The commission said that if the petitioner prevails in court, its petition to AOGCC “and all of these issues will become moot, because the pre-existing DNR-approved unit will have been reinstated or determined not to have been terminated.”
If the petitioner does not prevail in court, the leases will have expired and “the petitioner may lack standing to proceed” and the issues cited before the commission would also become moot. “Even if they do not become moot, they are likely to be narrowed and better illuminated as a result of resolution of the administrative appeal,” the commission said.
Issues to be addressedThe commission said DNR raised several issues that DNR believes would result in a dismissal of the petition without a hearing on the merits if the commission ruled in DNR’s favor.

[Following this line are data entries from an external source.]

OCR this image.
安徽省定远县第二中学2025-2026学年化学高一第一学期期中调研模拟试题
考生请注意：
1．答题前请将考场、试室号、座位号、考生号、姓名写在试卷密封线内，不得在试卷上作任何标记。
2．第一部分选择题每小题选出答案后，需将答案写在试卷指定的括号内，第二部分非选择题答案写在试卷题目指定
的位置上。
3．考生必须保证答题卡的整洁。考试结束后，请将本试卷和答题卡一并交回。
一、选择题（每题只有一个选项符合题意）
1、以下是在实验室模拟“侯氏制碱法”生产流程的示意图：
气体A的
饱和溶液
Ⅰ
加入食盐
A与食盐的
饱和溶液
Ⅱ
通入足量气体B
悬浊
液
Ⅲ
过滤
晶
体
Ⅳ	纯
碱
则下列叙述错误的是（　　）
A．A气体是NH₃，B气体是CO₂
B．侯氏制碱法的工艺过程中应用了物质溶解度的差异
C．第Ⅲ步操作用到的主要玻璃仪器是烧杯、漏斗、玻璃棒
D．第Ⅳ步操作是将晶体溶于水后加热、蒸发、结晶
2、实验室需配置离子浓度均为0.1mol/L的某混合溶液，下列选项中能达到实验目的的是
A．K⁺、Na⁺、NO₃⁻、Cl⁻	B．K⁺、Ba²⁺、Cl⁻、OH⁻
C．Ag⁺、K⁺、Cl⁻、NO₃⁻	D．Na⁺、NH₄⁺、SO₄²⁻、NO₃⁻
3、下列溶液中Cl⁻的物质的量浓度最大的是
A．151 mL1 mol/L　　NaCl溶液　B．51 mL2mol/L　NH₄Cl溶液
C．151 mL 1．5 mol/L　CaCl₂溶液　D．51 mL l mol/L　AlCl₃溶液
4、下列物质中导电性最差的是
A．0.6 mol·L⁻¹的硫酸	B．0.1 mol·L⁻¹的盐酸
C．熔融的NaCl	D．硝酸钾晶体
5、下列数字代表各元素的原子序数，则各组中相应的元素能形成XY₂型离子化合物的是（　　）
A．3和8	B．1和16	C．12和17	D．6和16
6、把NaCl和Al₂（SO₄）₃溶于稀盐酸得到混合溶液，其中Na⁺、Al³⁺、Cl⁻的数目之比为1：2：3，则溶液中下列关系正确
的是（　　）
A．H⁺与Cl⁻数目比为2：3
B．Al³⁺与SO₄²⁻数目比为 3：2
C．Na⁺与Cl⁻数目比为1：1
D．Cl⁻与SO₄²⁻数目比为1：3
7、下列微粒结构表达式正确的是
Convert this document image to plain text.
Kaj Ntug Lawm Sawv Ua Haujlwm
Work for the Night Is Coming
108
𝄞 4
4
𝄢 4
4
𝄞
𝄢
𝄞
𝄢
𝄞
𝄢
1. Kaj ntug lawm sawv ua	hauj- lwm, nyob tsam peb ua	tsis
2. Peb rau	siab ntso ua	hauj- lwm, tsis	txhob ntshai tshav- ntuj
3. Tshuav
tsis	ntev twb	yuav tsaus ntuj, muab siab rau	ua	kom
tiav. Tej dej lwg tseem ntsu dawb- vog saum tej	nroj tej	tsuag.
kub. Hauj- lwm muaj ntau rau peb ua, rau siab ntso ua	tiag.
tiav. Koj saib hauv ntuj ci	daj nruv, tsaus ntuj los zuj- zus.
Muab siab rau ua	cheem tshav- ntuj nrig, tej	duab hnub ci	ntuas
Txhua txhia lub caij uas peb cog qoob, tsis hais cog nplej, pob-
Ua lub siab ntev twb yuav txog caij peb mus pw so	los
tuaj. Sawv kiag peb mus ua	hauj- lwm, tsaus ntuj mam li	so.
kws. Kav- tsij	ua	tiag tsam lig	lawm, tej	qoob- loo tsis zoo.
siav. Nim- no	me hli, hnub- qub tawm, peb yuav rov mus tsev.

But the commission said those issues were raised in the context of the commission’s proposal to stay proceedings, “and it is not clear, therefore, that other parties have had an adequate opportunity to respond, or for that matter whether DNR has fully addressed the issues on their own terms.”
The commission said it is providing an opportunity for all parties “to submit and respond to potentially dispositive motions, including motions in the nature of motions for summary judgment.”
The commission has asked parties to confer and agree on a schedule for submission and has also asked the parties “to consider whether or not any factual issues may exist that would require an evidentiary hearing to resolve.”
The parties have 30 days from the Nov. 28 order to submit a schedule; if they cannot agree, then parties wishing to be heard may each file schedules.